There were 254,000 jobs added in September, and the unemployment rate was at 4.1%.
We expect nonfarm payrolls to rise by 100k in Oct after coming in at 254k in Sep. … the u-rate should move back up to 4.2%, in part due to hurricane distortions.
emphasis added
From Goldman Sachs:
We estimate nonfarm payrolls rose by 95k in October, below consensus of +105k and the three-month average of +186k. Alternative measures of employment growth were mixed, and strikes and the recent hurricanes likely weighed on payrolls growth this month. … We estimate that the unemployment rate was unchanged at 4.1%, in line with consensus.
• ADP Report: The ADP employment report showed 233,000 private sector jobs were added in October. This was well above consensus forecasts and suggests job gains above consensus expectations, however, in general, ADP hasn’t been very useful in forecasting the BLS report (this also doesn’t include the Boeing strike and probably misses some of the hurricane impact).
• ISM Surveys: Note that the ISM indexes are diffusion indexes based on the number of firms hiring (not the number of hires). The indexes will be released after the employment report.
• Unemployment Claims: The weekly claims report showed more initial unemployment claims during the reference week at 242,000 in October compared to 222,000 in September.
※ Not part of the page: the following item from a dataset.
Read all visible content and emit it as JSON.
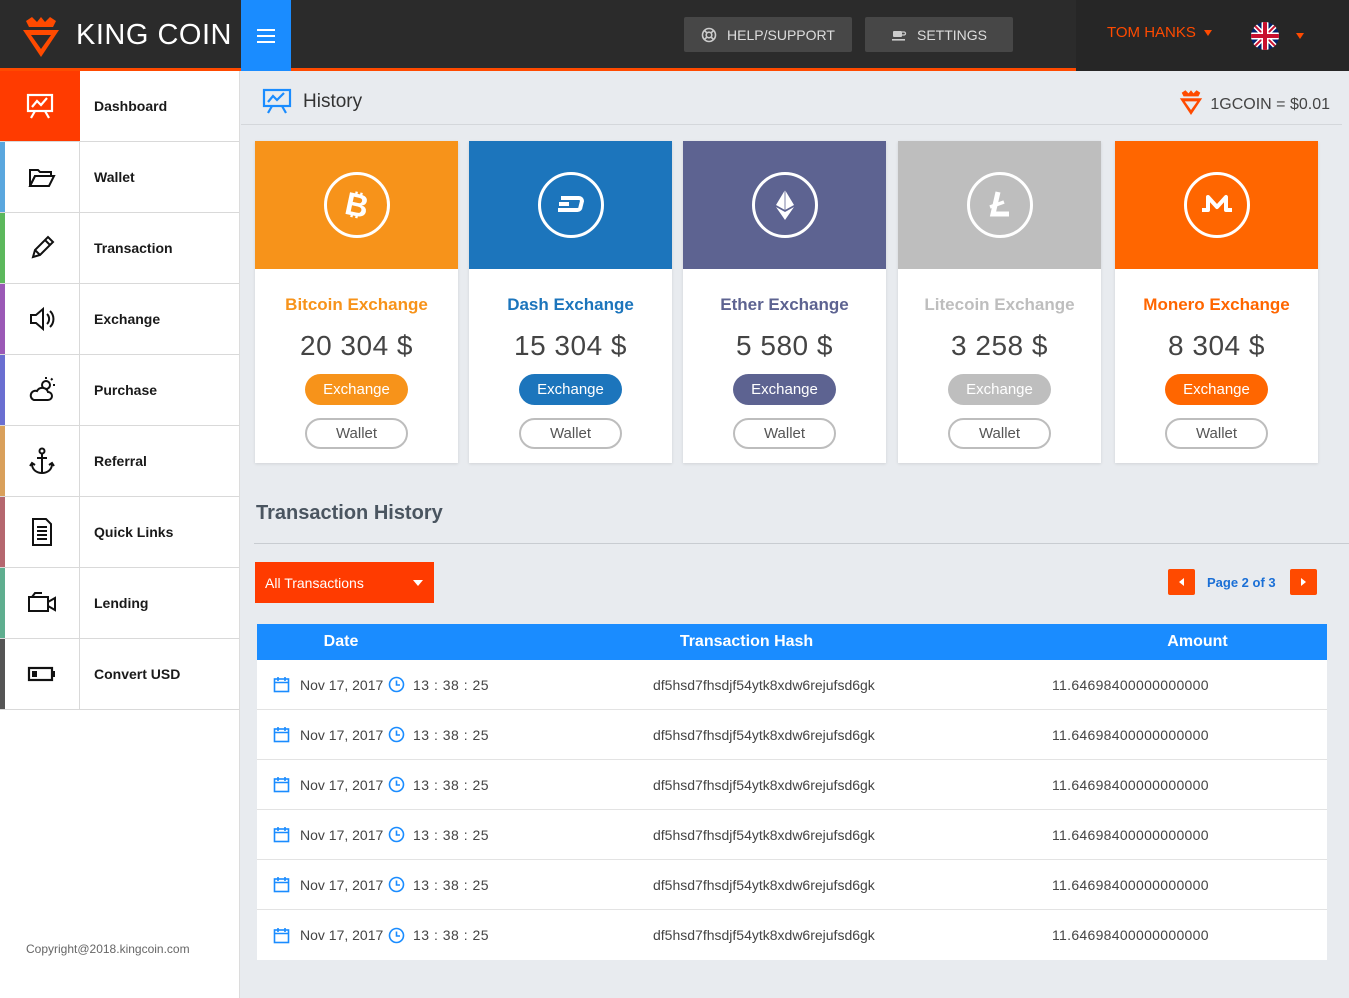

This suggests more layoffs in October compared to September (likely due to hurricanes).
• Hurricane Impact: Analysts are trying to estimate the distortion from Hurrican Milton. In September 2005, the initial BLS report showed a loss of 35 thousand jobs due to the impact of Hurricanes Katrina and Rita (Katrina hit in late August, and Rita during the reference period in September). This was eventually revised to a gain of 57 thousand (still well below the average for the year of 210 thousand per month. Milton also made landfall during the reference period, so the BLS will try to adjust for impact.
• Conclusion: Employment gains have average 167 thousand over the last 6 months. Subtracting 41 thousand for the strikes, and maybe 50 thousand for the hurricane impact would suggest employment gains will be below consensus expectations.